Biz ilk günden itibaren "İsrail'le ticaret Filistin'e ihanettir." dedik.

Arkadaşlar, siz yokken biz burada vardık çünkü biz Erbakan Hocamızı hiç bırakmadık.

Sizin zikzak çizerek yürüdüğünüz yolların doğru olanlarını biz hep size göstermeye gayret gösterdik. Biz bu çatı altında Siyonizmi lanetlerken, yaklaşan tehlikeyi anlatırken, sizler İsrail'le normalleşme için çabalıyordunuz.

Ülkemizi dünyada İsrail zulmünü protesto edemeyeceğimiz bir ülke hâline getirdiniz. Mesela, katil Netanyahu'nun İsrail'de protesto edilmesi mümkün ama Türkiye'de iktidarın istediği kadar Netanyahu'yu protesto edebilirsiniz.

Ticareti dünyanın her yerinde protesto edebilirsiniz ama Türkiye'de etmeye kalkarsanız susturulursunuz, kelepçelenirsiniz, gözaltına alınırsınız, tutuklanırsınız, içeride aç bırakılırsınız.
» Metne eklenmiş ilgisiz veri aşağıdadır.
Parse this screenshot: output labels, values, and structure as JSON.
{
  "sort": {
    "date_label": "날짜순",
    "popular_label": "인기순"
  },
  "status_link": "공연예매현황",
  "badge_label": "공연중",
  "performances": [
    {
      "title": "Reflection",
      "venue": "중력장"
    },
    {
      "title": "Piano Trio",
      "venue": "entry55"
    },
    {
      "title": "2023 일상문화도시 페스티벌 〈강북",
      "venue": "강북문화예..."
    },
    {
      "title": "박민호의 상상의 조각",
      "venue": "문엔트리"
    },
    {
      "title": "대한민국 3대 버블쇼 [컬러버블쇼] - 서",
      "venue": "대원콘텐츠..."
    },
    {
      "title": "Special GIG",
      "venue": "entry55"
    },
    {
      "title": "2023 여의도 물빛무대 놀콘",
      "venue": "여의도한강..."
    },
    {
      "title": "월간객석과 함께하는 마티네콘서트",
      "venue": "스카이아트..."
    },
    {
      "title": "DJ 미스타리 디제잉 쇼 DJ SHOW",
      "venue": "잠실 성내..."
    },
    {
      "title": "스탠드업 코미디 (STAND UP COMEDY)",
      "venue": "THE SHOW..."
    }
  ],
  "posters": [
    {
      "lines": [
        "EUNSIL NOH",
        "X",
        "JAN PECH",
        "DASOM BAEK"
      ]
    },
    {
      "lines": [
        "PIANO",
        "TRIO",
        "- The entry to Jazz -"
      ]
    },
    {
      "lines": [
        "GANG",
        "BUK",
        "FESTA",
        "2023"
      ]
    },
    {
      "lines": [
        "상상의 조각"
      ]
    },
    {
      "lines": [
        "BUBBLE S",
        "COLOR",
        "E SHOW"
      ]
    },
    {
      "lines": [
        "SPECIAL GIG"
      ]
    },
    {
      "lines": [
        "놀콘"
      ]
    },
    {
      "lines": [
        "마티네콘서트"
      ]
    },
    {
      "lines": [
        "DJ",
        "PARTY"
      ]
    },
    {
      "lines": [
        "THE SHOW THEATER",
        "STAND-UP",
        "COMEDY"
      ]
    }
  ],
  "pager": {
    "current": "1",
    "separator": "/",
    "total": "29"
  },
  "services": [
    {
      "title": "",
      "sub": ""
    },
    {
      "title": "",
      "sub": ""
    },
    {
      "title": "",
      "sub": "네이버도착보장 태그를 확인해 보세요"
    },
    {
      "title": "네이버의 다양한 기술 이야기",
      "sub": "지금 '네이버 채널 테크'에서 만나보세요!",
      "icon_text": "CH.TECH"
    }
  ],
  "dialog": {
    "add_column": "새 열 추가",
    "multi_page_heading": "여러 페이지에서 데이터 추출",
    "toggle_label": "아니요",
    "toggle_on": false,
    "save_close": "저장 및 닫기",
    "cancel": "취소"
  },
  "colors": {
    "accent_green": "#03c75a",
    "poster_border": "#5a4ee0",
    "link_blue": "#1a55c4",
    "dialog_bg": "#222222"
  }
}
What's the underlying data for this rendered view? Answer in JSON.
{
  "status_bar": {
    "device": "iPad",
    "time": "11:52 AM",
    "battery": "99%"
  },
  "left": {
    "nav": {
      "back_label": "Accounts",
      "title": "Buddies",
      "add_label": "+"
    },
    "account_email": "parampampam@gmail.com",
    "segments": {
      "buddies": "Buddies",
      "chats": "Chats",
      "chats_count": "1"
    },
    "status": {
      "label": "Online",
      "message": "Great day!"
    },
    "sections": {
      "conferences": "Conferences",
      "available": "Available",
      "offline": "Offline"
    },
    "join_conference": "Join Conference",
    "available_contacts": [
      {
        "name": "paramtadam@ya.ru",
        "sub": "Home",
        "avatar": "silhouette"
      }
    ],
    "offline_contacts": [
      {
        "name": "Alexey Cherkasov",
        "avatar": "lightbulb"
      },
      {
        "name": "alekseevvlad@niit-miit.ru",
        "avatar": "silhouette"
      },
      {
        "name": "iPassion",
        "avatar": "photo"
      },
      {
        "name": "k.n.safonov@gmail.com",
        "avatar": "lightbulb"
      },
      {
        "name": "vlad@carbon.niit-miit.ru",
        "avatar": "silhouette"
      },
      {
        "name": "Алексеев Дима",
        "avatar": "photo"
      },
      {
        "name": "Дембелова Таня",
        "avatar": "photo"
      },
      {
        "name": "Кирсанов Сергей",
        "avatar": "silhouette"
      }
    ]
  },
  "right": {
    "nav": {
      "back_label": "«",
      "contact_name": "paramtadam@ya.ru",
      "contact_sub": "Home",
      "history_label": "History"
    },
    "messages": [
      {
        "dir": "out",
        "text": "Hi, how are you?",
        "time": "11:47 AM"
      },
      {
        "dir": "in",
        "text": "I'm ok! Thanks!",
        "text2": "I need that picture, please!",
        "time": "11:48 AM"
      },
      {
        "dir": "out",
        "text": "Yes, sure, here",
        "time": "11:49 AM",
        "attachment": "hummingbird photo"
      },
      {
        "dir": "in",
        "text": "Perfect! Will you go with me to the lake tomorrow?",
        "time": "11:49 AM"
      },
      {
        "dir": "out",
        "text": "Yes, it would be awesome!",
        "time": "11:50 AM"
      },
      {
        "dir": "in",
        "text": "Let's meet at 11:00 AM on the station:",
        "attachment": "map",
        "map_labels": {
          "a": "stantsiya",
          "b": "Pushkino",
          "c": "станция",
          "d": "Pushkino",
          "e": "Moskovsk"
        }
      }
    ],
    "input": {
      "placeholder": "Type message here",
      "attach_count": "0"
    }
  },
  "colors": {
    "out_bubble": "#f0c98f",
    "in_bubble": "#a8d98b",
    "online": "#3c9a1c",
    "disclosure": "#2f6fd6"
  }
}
Yetmez, başınızdaki başörtüsü dahi kesilir.

Yıllardır kullandığınız başörtüsü artık İsrail'e giden gemileri örtmeye yetmiyor.

Muhalifi susturdunuz, medyayı karartıp sansürlediniz, gazetecileri hedef gösterdiniz, hak arayanları tutukladınız, Filistin konusunu da tekelinize alarak istediğiniz gibi algı yönetmeye çalıştınız; ne zamanki göğsü iman ve cesaret dolu gençler çıkıp "Biz bu oyunu bozarız." dediler, öfkelendiniz, kinlendiniz.

İsrail'e karşı net bir şekilde duramamanızın sebebi bütçedeki bu faiz giderleridir, bütçedeki bu açıktır; biz bunu net bir şekilde görebiliyoruz.

Bu bütçeyle daha çok gemiler gönderirsiniz, bu bütçeyle daha çok algıyı yönetmeye çalışırsınız ama biz susmayacağız.

Bu kürsüde bir vekilimizi kaybettik, yine de susmayacağız, hakkı söylemeye devam edeceğiz.

Hasan Bitmez kardeşimizin ruhu şad, mekânı cennet olsun.

Konuşmamı bu çatının gördüğü en cesur konuşma olan Hasan Bitmez kardeşimizin konuşmasıyla sonlandırıyorum: Onlar sanıyorlar ki bizden kurtulsalar mesele kalmayacak.

Hâlbuki bizden kurtulsanız vicdan azabından kurtulamayacaksınız, vicdan azabından kurtulsanız tarihin azabından kurtulamayacaksınız, tarihin azabından kurtulsanız Allah'ın azabından kurtulamayacaksınız.”